Now, looking back, nearly all the changes that occurred both in my own life and in the life of the country have taken me by complete surprise. My days now are stunningly different than they were then (and the country, too, has moved in stunningly unforeseen directions). What does that say about life…
Eight years ago, I was about to set out with a small group from the old neighborhood for six day trip to France. I’m sure all of us remember the wait to board the plane on September 17th – it was one of the first flights to cross the Atlantic after a complete cessation of air travel. A very quiet wait. Do with us what you want, we were thinking, only get us there safely.

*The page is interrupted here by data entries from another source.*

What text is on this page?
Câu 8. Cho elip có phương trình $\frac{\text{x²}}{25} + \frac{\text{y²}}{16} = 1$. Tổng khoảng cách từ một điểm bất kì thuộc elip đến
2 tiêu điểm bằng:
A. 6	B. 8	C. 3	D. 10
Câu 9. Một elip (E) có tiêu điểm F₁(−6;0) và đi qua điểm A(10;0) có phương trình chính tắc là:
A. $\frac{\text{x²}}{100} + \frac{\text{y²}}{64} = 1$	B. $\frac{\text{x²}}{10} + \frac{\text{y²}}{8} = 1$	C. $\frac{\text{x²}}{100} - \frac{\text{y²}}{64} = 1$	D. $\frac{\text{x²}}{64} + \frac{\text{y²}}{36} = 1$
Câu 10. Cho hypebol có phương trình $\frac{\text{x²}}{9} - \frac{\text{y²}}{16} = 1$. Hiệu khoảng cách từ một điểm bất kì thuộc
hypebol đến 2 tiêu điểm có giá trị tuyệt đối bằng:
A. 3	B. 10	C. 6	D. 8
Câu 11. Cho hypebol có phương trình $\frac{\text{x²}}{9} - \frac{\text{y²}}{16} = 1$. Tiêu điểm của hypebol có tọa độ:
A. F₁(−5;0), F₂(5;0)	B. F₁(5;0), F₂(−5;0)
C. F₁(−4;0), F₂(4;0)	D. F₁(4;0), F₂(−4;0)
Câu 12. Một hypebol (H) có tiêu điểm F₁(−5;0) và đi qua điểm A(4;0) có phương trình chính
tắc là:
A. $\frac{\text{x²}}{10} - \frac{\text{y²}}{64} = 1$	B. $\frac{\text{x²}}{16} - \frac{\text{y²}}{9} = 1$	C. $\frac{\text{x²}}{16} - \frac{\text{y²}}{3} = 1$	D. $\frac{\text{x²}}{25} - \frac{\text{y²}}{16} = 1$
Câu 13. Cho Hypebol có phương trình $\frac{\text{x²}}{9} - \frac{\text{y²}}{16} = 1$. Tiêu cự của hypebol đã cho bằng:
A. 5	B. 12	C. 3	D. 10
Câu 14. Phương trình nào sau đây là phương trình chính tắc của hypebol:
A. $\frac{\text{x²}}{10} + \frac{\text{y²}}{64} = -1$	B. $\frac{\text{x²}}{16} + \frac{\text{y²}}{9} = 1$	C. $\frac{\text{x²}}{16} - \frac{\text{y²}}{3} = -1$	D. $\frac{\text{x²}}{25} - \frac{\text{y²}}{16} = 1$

Safety was almost as big a word then (the safety of children living on the east coast, the safety of others in various parts of the world) as shovel-ready and big government appear to be today. Each year brings in a new vocabulary of concerns. And they’re always very local, very personal. And loud. And intense. As if no one has worried about any of this before we thought of it. Understandable, I suppose.
Tonight, I’m cooking dinner for people whom I have neglected for far too long. Indeed, one of the big changes in my life is that I cannot remember when I last cooked for someone other than Ed or my daughters.
So I’m thinking maybe the next two, three, eight years will still be different. Maybe I’ll write more, maybe. Tonight, I’m just fussing with food though. And opening a bottle of wine that I bought in September, eight years ago.